When traveling through the winding mountain roads, we were only passengers to a personal driver who was at our beckon call for any major or minor excursion we planned. He drove us for hours through Kullu and to Manali and back, waiting for me to pick out a pashmina color that suited my skintone, pulling to the side of the road at discrete turns for restroom breaks, searching for an hour for a location to photograph a sunset, and essentially allowing us to be in charge of our trip while relying on him. When we stopped at restaurants to eat along the way, he refused to sit with us and somehow managed to find wait staff or doormen that he could call friends in every city along the way. The manner in which he scurried off at every opportunity made me feel like he did not want to be seen with us, but in reality it felt unusual for him to have his passengers attempt to include him.
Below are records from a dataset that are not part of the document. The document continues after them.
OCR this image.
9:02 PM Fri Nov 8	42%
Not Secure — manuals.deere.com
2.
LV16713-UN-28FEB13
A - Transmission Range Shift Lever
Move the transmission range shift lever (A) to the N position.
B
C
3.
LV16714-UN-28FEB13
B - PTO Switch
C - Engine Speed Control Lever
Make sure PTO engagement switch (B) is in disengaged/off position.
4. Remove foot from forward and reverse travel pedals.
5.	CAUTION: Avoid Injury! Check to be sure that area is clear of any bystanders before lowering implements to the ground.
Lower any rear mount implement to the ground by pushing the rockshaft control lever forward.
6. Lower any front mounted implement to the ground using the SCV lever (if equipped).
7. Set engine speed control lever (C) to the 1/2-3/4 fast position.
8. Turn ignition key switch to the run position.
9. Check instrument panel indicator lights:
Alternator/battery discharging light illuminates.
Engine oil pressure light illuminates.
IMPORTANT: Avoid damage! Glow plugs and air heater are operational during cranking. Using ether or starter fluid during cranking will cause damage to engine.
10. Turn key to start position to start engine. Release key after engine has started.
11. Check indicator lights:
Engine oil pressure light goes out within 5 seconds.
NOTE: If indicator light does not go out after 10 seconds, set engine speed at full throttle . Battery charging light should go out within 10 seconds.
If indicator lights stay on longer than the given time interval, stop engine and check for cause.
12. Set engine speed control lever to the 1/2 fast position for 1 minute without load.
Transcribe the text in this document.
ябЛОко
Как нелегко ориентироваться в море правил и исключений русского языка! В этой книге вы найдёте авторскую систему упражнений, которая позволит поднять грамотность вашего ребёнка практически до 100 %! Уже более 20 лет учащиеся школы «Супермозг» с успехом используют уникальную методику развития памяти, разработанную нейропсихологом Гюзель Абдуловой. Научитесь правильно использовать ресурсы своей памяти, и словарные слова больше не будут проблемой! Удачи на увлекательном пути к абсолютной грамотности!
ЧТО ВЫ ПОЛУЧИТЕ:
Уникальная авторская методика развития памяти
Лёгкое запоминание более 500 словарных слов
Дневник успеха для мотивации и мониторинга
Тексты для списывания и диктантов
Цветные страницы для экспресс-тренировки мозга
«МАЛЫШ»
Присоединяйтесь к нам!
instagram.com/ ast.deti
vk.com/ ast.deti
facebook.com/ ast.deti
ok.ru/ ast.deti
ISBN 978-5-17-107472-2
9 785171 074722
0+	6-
As a stranger to this common etiquette, I felt as though we were not only excluding him individually but also perpetuating a divide between classes that is comfortable to many Indians but painful to watch as a foreigner. After a night of maybe one too many Kingfisher glasses, I broke down explaining this concern to my family.

“He just helps us so willingly, and expects so little in return. He’s left his family for a week to drive us around on vacation and he runs away from any tips force on him. He’s such dedicated worker and that deserves a pairing with a better quality of life,” I pleaded as the knot in my throat tightened. They didn’t sympathize with my view, and pointed out that great service is a staple of their culture, and that ultimately our driver was happy to have pleasant passengers and a steady income. It was the first time in my life I boldly defended “The American Dream” and as delusional I seemed believing it and shedding tears for it, I was somehow emotionally wounded by seeing that an uneducated adult was not able to change careers in his or her lifetime. Much of the American identity, I realized, was about defining an individual identity and being able to do so by a variety of paths. Our driver didn’t necessarily plan on ever getting a different job, but rather put all of his hopes and savings into creating a better life for his daughters. That selflessness was something I had heard about endlessly and sincerely admired, but I had never before felt directly involved in those sacrifices.

I was embarrassed that as open-minded as I pretended to be, I couldn’t wrap my mind around the happiness someone could feel being a server to someone else. By experiencing this internal conflict, my trip to India became more about learning what it was to be an American than what it meant to be half Indian.